Darboux’s Theorem says that derivatives satisfy the Intermediate Value Theorem, even when they are not continuous. Specifically:
- If f is differentiable on (a, b),
- And if f′(a) ≠ f′(b),
- Then for any number k between f′(a) and f′(b), there exists c in (a, b) such that f′(c) = k.
3. Does Darboux’s Theorem require the derivative to be continuous?
No, Darboux’s Theorem does not require the derivative to be continuous. The only requirement is that the function f is differentiable on the interval.
- A derivative may have discontinuities.
- However, it cannot have jump discontinuities.
- This is because it must still take all intermediate values.
4. What is the difference between Darboux’s Theorem and the Intermediate Value Theorem?
The key difference is that the Intermediate Value Theorem (IVT) applies to continuous functions, while Darboux’s Theorem applies specifically to derivatives.
- IVT: If a function is continuous on [a, b], it takes every value between f(a) and f(b).
- Darboux’s Theorem: If f is differentiable, then f′ takes every value between f′(a) and f′(b).
5. Can you give an example illustrating Darboux’s Theorem?
An example of Darboux’s Theorem is when a derivative changes from negative to positive values, it must pass through zero. Suppose:
- f′(a) = -2
- f′(b) = 3
6. Why is Darboux’s Theorem important in real analysis?
Darboux’s Theorem is important because it shows that derivatives cannot have jump discontinuities. Its significance includes:
- Helping prove the existence of critical points.
- Supporting results in mean value theorems.
- Clarifying the structure of differentiable functions.
7. What are the conditions required for Darboux’s Theorem?

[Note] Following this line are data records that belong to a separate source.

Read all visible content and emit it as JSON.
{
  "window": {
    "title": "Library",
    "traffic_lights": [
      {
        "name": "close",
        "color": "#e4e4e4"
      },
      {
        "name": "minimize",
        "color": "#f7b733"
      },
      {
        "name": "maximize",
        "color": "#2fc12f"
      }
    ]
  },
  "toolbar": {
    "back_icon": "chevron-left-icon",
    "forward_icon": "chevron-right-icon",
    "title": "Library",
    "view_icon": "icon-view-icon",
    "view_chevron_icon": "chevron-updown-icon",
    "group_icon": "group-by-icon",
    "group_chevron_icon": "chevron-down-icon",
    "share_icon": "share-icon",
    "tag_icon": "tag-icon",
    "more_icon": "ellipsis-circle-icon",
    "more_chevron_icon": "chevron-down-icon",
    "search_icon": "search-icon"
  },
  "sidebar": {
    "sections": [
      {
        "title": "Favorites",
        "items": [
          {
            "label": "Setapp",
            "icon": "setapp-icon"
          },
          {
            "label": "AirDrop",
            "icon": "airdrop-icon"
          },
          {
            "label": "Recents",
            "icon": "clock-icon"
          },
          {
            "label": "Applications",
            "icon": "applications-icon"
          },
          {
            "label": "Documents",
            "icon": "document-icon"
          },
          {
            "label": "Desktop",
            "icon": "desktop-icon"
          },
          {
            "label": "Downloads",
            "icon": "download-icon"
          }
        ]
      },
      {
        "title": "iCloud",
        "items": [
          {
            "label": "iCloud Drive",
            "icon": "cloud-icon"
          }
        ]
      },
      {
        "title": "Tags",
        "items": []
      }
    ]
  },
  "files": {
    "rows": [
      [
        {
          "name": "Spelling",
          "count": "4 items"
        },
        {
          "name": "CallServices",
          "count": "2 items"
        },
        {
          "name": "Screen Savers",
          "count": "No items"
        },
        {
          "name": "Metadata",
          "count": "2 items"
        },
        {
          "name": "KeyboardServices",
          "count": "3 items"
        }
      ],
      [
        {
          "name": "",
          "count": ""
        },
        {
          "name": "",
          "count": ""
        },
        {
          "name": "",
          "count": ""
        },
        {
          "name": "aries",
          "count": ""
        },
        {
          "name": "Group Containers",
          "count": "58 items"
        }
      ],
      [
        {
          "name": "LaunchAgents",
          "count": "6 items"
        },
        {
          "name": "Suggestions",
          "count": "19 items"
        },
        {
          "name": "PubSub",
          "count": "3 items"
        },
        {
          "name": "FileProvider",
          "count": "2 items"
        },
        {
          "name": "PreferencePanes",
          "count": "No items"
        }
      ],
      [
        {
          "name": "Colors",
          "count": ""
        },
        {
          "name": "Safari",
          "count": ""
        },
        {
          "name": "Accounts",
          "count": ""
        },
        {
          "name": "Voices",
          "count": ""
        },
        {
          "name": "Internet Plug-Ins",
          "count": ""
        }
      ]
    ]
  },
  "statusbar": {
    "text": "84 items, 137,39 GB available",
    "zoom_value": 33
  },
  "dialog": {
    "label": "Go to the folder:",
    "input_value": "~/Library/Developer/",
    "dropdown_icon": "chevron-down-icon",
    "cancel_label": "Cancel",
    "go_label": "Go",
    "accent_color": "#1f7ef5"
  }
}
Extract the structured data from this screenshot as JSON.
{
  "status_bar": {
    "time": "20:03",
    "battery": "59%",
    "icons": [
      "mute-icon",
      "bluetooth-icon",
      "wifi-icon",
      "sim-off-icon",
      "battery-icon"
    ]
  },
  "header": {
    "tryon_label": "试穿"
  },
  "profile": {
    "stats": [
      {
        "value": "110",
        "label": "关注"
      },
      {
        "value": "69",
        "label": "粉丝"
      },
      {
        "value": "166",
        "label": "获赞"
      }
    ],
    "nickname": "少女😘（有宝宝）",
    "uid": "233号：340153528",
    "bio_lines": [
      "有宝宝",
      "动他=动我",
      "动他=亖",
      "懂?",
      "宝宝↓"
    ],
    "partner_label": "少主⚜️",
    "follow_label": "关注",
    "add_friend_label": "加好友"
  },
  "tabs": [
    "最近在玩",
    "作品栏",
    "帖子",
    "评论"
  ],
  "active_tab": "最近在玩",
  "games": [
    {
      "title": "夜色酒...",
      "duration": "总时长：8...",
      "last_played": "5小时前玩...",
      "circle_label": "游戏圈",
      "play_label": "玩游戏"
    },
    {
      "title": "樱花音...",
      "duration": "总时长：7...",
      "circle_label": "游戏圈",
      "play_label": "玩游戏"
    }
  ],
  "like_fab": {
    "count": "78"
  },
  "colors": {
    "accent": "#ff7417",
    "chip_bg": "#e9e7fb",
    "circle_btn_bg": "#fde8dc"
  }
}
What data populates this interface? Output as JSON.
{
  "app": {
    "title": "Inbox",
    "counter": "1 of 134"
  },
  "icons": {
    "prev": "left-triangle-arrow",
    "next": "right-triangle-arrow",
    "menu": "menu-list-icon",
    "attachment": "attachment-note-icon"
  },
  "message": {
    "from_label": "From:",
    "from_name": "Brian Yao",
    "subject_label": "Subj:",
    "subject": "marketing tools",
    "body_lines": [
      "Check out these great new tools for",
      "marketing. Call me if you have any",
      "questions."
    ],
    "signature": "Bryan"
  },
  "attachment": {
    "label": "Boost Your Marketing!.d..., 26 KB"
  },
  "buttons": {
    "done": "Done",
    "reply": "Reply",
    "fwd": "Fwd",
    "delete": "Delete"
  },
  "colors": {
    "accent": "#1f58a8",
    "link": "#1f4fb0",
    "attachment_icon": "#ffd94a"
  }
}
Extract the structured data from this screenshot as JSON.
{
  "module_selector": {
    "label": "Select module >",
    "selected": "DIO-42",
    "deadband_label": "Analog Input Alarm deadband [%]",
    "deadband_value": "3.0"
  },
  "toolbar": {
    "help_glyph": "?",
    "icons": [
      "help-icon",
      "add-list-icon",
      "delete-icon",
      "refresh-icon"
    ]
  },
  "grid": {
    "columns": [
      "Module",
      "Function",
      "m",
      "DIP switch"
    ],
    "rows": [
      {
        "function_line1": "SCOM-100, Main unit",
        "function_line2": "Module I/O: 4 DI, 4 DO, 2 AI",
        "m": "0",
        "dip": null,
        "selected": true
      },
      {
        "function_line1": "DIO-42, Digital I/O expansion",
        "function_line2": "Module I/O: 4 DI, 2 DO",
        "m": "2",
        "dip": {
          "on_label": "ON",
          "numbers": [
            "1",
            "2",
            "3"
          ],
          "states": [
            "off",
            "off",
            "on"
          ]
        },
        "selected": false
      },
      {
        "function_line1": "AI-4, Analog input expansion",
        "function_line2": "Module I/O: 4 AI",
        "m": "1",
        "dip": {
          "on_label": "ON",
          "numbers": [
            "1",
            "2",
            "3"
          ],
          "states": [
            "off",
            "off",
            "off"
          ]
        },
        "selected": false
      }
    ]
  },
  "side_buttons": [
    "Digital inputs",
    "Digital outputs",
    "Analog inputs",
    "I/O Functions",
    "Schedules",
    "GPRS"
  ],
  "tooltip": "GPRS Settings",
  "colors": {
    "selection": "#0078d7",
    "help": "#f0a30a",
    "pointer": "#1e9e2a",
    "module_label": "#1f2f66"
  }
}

The main condition for Darboux’s Theorem is that the function must be differentiable on an open interval (a, b). Specifically:
- f must be differentiable on (a, b).
- No assumption of continuity of f′ is required.
8. Can a derivative be discontinuous and still satisfy Darboux’s Theorem?
Yes, a derivative can be discontinuous and still satisfy Darboux’s Theorem because it must still have the Intermediate Value Property.
- Derivatives may have removable or oscillatory discontinuities.
- They cannot have jump discontinuities.
- This is because they cannot skip intermediate values.
9. How is Darboux’s Theorem related to the Mean Value Theorem?
Darboux’s Theorem is closely related to the Mean Value Theorem (MVT) because both concern properties of derivatives on intervals.
- The MVT guarantees a point c where f′(c) = (f(b) − f(a))/(b − a).
- Darboux’s Theorem guarantees that derivatives take all intermediate values.
10. What is the Intermediate Value Property in Darboux’s Theorem?
The Intermediate Value Property means that a function takes every value between any two of its values on an interval. In Darboux’s Theorem:
- If f′(a) = m and f′(b) = n,
- Then for any k between m and n,
- There exists c in (a, b) such that f′(c) = k.